C’était l’idée raisonnable.

Pourquoi l’a-t-on abandonnée ? Pourquoi s’est-on avancé dans le Sud ?

Ce ne pouvait être pour y chercher de nouvelles terres de colonisation. La montagne ne peut nourrir plus d’indigènes que ceux qui alors y habitaient. Le climat et le sol des Hauts Plateaux ne permettent pas qu’on y fasse autre chose que ce qu’y faisaient alors les indigènes, c’est-à-dire faire paître quelques troupeaux transhumant du Nord au Sud et réciproquement, suivant la saison. Cela on le savait. Et, si on ne le savait pas, il était facile de s’en rendre compte.

Est-ce par raison politique et pour empêcher les gens des Hauts Plateaux, les Sahariens, de menacer nos bonnes terres de colonisation ?

Le général Chanzy écrivait en 1870 :


« Placées aux deux extrémités de deux États impuissants à les maintenir, les tribus de la zone frontière… étaient satisfaites d’une vie de troubles… préférable pour elles à un ordre de choses régulier qui eût pu porter atteinte à leur indépendance. Toutefois, ces querelles… étaient, pour ainsi dire, locales, et l’un ou l’autre des gouvernements intéressés ne pouvait y voir aucune menace pour la tranquillité générale. »


Ainsi, un général, qu’on ne saurait cependant accuser d’avoir été un ennemi systématique des expéditions militaires, affirme que rien ne nous forçait à aller nous occuper des querelles endémiques chez les tribus que nous venons de saluer à la mélinite.

En 1874, un diplomate, M. Bourée, ministre de France à Tanger, disait sur le même propos :


« Dans le Sud, le fusil est le dernier et quelquefois le premier argument.
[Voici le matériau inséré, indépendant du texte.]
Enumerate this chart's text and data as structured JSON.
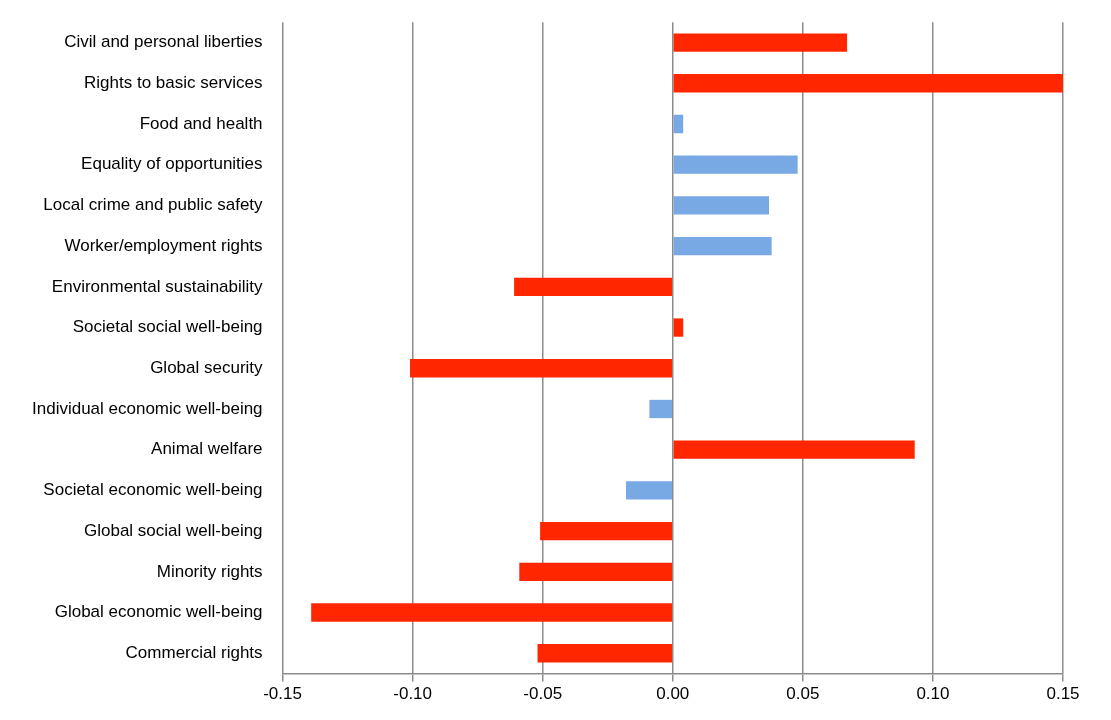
{
  "chart_data": {
    "type": "bar",
    "orientation": "horizontal",
    "categories": [
      "Civil and personal liberties",
      "Rights to basic services",
      "Food and health",
      "Equality of opportunities",
      "Local crime and public safety",
      "Worker/employment rights",
      "Environmental sustainability",
      "Societal social well-being",
      "Global security",
      "Individual economic well-being",
      "Animal welfare",
      "Societal economic well-being",
      "Global social well-being",
      "Minority rights",
      "Global economic well-being",
      "Commercial rights"
    ],
    "values": [
      0.067,
      0.15,
      0.004,
      0.048,
      0.037,
      0.038,
      -0.061,
      0.004,
      -0.101,
      -0.009,
      0.093,
      -0.018,
      -0.051,
      -0.059,
      -0.139,
      -0.052
    ],
    "colors": [
      "#ff2600",
      "#ff2600",
      "#79a9e4",
      "#79a9e4",
      "#79a9e4",
      "#79a9e4",
      "#ff2600",
      "#ff2600",
      "#ff2600",
      "#79a9e4",
      "#ff2600",
      "#79a9e4",
      "#ff2600",
      "#ff2600",
      "#ff2600",
      "#ff2600"
    ],
    "xlim": [
      -0.15,
      0.15
    ],
    "xticks": [
      {
        "value": -0.15,
        "label": "-0.15"
      },
      {
        "value": -0.1,
        "label": "-0.10"
      },
      {
        "value": -0.05,
        "label": "-0.05"
      },
      {
        "value": 0,
        "label": "0.00"
      },
      {
        "value": 0.05,
        "label": "0.05"
      },
      {
        "value": 0.1,
        "label": "0.10"
      },
      {
        "value": 0.15,
        "label": "0.15"
      }
    ],
    "grid": "x",
    "legend": false
  }
}
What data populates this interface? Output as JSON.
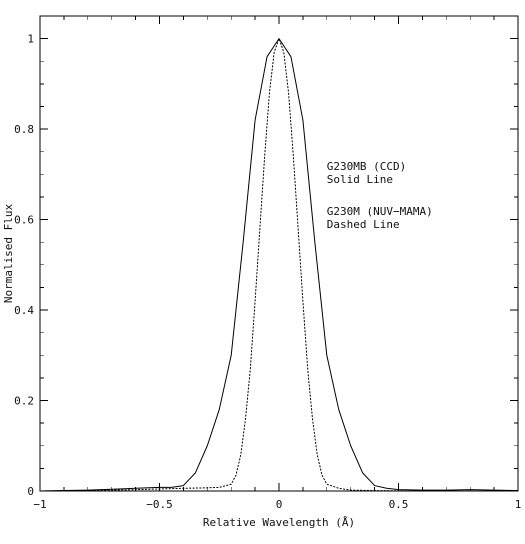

Là errent les tribus qui peuplent le Sahara algérien et le Sahara marocain… Ces tribus s’arrangent entre elles ; si, au lieu de s’arranger, elles se battent, l’empereur du Maroc n’y peut rien et nous pas davantage ; là, surtout, il y a des traditions et des besoins plus forts que tous les traités… »


Ces gens qui ne nous menaçaient point, qui étaient habitués à se battre entre eux, est-ce donc par charité chrétienne, puisque nous ne pouvons attendre aucun bénéfice territorial ou militaire de notre action, que nous avons été en soumettre une partie ?

Un rapport du général Saussier, rapport daté de 1882, répond à cette question :


« L’obligation de protéger les Hauts Plateaux, où le gouvernement avait donné d’immenses concessions à la Compagnie franco-algérienne, nous a entraînés dans les ksour avec la résolution d’y être les maîtres. Or cela ne pouvait être qu’à la condition expresse de posséder les montagnes qui les dominent ainsi que les tribus qui les habitent… »


Ce rapport était, je dois le dire, confidentiel et figure dans les archives du gouvernement général d’Algérie.